04: Her Guardian Angel

2.1K 354 427
                                    

"Perfect."

Itulah kata pertama yang keluar dari mulut Levine saat melihat sepatu high heels yang ia bawakan begitu sempurna melekat di kaki Jennie. Kilaunya memantulkan sinar ruangan, menciptakan kesan yang begitu elegan dan mahal.

"Kenapa bisa pas begini? Kau tahu dari mana ukuran kakiku?" tanya Jennie ketus.

"Feeling," jawab Levine singkat, dengan senyuman tipis di sudut bibirnya. Ia lalu berdiri sembari memperlihatkan telapak tangannya. "Ukuran kakimu tak lebih besar dari satu jengkal tanganku."

"Cih! Tanganmu memang bukan tangan manusia. Entah apa yang kau makan waktu kecil, hingga kau bisa tumbuh sebesar ini!"

Seketika Levine memasang wajah sinis. Ia pun berdiri di belakang Jennie dan membalikkan tubuh wanita itu untuk berkaca di sebuah cermin. Perbedaan tinggi mereka cukup kontras, hingga saat berpelukan, mungkin bisa sekaligus cium kening.

Sambil memiringkan kepalanya sedikit untuk melihat ekspresi Jennie, Levine berkata. "Kau menyebutku besar, tapi tidakkah kau berpikir kau yang kecil?" tanya nya pelan.

Jennie pun melepaskan tangan Levine yang tadi sempat berada di pundaknya. Ia terlihat kesal. "Walaupun aku kecil, setidaknya aku tidak rata. Aku masih punya hal lain yang bisa ku sebut besar."

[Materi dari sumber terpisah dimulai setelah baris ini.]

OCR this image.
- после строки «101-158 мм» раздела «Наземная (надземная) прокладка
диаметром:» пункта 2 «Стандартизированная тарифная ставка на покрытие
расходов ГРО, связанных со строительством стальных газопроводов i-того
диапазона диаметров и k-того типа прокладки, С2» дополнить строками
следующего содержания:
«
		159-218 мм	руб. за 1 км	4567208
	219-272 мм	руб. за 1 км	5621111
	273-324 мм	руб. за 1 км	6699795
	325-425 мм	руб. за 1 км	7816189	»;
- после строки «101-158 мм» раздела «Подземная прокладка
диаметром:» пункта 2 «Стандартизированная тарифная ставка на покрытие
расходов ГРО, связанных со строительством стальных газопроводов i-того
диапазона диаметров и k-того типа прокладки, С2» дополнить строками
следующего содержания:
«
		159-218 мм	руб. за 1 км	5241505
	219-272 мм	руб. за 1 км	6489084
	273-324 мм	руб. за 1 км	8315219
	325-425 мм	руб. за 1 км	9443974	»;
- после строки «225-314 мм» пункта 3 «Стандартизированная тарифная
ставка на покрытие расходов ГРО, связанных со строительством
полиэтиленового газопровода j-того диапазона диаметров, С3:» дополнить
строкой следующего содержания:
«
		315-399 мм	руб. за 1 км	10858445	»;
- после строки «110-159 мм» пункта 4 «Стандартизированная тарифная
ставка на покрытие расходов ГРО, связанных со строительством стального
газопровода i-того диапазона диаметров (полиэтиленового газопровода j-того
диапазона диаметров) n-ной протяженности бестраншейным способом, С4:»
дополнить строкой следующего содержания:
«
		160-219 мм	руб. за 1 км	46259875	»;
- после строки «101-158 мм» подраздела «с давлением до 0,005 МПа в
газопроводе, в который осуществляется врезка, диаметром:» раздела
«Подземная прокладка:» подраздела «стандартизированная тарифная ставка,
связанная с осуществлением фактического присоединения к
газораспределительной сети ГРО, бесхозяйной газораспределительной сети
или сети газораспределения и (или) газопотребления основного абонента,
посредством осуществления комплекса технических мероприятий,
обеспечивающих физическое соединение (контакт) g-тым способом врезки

Levine langsung menghela nafas panjang, seolah mengerti apa yang Jennie maksud. "Aku tunggu di parkiran basement." ucapnya sembari berbalik pergi, keluar dari kamar.

"Maksudku itu nyaliku. Nyaliku yang besar. Kenapa dia malah kabur?" tanya Jennie sembari menatap kepergian Levine dengan heran. "Apa aku terlalu ambigu?"

".... Ah, sudahlah." gumamnya, memutuskan untuk tidak terlalu mempedulikan apa yang ada di pikiran suaminya itu. "Kau sudah terlalu banyak menyita waktuku. Aku harus segera bersiap-siap."

Maka setelah itu, Jennie melepaskan handuk yang melilit kepalanya, membiarkan rambutnya yang sudah agak kering terurai. Ia pun dengan cepat membuka bathrobe yang ia kenakan, membiarkannya jatuh ke lantai. Kemudian, tanpa sehelai kain pun di tubuhnya, Jennie melangkah pelan menuju tempat tidur, di mana dress merah pemberian Levine tergeletak tidak rapi.

Tapi baru juga ingin meraih dress tersebut, tiba-tiba pintu kamarnya terbuka lagi.

"Jane, kunci mobilku—"

"AAAAAAAAAAAAA!!!! KELUAR KAU BAJINGAN!"

Bugh!

Kotak dress yang Jennie lempar, menghantam pintu dengan keras.

Levine, yang terkejut oleh teriakan dan serangan mendadak itu, refleks mundur beberapa langkah sebelum buru-buru keluar dari kamar. Sekilas, wajahnya menunjukkan kekagetan, namun senyum jahil segera muncul saat menyadari situasi yang baru saja terjadi.

"Ternyata memang besar," gumam Levine dengan sedikit tawa saat ia menuruni anak tangga.


°°°


"Kurang ajar!" Jennie mengomel ketika memasuki lift menuju parkiran basement. Ia masih tak terima dengan kejadian saat Levine melihatnya tadi. "Apa susahnya mengetuk pintu terlebih dahulu? Hanya karena ini rumahnya, bukan berarti dia bisa sembarangan masuk ke kamar seorang gadis 'kan?"

"Sialan!"

Sambil menunggu lift turun, Jennie bersandar di dinding logam yang dingin, mencoba menenangkan amarahnya yang masih membara. Pikirannya berputar-putar, membayangkan berbagai cara untuk membalas perlakuan Levine.

"Dasar menyebalkan," gumam Jennie sambil merapikan dress merah yang kini membungkus tubuhnya dengan sempurna. "Awas saja kau!"

Pintu lift terbuka, dan Jennie melangkah keluar menuju parkiran basement. Di sana, deretan puluhan kendaraan mewah menyambut pandangannya, semuanya berwarna hitam pekat. Kegelapan dari warna mobil-mobil itu menciptakan aura intimidatif yang sesuai dengan Levine sebagai seorang mafia. Namun, ada satu hal yang mencolok, merusak kesan suram yang diciptakan oleh kendaraan-kendaraan itu—sebuah Porsche pink yang terparkir di sudut, seperti kilatan neon dalam lautan kegelapan.